2. Mechanical Turk can impose restrictions on who is allowed to complete your request, and you can pay them based on their quiz responses to give them incentive to actually answer correctly and put some thought into it rather than just skipping through.
3. Measuring the timing accurately is difficult but important to both judge if the experimenters are actually performing the task and to compare against treatments.

Unfortunately, I have been sick for the past week+, so not much progress has been made. I would like to outline here my plans of the next week or so.

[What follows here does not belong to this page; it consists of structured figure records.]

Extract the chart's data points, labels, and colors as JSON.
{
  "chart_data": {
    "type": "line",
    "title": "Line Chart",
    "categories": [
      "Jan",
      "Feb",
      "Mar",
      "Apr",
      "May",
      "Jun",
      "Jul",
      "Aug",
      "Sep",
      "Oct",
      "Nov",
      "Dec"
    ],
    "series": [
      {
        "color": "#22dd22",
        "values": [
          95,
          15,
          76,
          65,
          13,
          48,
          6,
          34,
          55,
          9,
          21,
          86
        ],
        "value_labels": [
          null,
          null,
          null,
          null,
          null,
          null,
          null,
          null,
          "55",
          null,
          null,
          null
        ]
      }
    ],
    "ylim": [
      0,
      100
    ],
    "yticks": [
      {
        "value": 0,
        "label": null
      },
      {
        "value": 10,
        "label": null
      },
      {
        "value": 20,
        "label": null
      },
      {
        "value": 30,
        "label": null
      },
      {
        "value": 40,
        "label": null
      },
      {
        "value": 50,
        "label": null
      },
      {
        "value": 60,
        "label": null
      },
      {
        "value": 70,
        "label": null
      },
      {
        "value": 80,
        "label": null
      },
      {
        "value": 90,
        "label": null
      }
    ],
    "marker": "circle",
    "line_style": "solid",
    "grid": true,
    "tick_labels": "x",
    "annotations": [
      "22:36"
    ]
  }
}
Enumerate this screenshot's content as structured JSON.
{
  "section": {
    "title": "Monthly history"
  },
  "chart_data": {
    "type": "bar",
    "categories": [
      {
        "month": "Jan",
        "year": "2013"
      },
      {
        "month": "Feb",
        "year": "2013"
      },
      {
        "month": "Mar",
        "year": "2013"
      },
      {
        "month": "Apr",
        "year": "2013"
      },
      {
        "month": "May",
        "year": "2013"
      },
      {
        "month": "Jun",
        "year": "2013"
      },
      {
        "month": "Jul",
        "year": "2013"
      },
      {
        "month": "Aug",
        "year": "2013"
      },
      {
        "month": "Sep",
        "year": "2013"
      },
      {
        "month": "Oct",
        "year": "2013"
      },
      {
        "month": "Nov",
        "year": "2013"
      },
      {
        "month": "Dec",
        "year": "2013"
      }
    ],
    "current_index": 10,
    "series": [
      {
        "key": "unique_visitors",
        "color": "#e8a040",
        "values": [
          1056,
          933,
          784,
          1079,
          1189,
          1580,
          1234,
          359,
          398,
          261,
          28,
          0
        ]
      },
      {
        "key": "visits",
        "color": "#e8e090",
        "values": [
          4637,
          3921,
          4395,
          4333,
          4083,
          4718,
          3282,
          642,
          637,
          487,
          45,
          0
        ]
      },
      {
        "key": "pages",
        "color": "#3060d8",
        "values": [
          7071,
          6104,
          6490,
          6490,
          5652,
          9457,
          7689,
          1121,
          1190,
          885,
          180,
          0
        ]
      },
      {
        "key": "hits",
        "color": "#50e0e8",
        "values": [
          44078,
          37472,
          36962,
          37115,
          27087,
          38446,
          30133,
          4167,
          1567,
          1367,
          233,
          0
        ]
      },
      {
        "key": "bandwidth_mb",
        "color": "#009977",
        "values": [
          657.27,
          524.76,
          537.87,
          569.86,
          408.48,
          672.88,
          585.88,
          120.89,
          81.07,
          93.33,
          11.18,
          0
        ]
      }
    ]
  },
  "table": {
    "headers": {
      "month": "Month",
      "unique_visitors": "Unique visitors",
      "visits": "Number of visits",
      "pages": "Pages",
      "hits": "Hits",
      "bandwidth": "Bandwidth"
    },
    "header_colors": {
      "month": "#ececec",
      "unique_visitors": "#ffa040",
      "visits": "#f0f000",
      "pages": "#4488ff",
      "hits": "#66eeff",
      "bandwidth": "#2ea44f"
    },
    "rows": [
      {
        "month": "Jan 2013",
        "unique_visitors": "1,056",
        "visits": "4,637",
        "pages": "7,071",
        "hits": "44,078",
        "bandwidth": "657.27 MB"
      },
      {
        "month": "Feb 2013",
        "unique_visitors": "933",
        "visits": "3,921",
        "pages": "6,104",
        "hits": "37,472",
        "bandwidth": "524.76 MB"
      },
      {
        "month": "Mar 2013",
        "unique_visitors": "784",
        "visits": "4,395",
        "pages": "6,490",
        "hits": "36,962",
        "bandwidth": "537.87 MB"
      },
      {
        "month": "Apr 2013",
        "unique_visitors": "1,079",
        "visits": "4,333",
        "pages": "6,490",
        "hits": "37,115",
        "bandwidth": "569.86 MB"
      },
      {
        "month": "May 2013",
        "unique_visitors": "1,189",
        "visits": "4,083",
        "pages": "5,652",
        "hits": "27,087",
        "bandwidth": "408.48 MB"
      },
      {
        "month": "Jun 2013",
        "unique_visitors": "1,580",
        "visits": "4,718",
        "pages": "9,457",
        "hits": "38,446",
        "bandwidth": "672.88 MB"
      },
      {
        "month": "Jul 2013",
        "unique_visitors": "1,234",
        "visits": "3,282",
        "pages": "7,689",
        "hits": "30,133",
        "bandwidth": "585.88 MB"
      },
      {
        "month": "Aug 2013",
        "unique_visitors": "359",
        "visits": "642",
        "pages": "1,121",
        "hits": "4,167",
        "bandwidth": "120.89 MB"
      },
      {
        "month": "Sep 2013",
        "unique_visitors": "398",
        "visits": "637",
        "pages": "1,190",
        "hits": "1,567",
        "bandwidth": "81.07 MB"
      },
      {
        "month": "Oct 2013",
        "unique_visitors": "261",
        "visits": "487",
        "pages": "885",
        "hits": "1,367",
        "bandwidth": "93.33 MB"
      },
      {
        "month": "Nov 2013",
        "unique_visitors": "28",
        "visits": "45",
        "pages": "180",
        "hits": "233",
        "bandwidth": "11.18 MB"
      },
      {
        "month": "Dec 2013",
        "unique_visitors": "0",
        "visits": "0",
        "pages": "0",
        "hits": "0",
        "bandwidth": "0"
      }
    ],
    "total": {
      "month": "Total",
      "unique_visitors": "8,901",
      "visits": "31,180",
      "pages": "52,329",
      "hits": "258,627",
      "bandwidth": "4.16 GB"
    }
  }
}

Changes I need to implement:
1. Modify the php to accurately keep track of sessions to record the correct time of completion for each step of the process.
2.  Add on 2-3 more wikipedia pages of different subjects to add to the single page I have now. Possibly write a script to automate the conversion of wikipage into a quiz page. Match this with quizzes found for known subjects online so I don't make up the quiz questions myself.
3. Add another treatment with a pre-quiz given instead of or in addition to the quiz in the middle of the article.
4. Possibly add in a javascript timer to the pages that visually imposes some time limit for reading and completing quizzes, and use the time allotted for reading and for quiz completion as a variable in the trials.

1 comment:

  1. In general if you incentives users to do something, you will see significantly different results (some times as high as 10x, but usually around 1.5-2x) than if you did not incentivize users. I am not sure if you can do this with Turk, but you can add some game mechanics something like, "answer 10 questions with high quality and get bonus points".

    For the content, I would make sure you have enough different types of wikipedia pages because the users may be biased towards different types of content. i.e. maybe a wikipedia page on a scientific explanation may not be very interesting to a turker and thus they take the task with a grain of salt and try to blow through the quiz.

    A pre-quiz treatment is a great idea! I would like to see the results of that!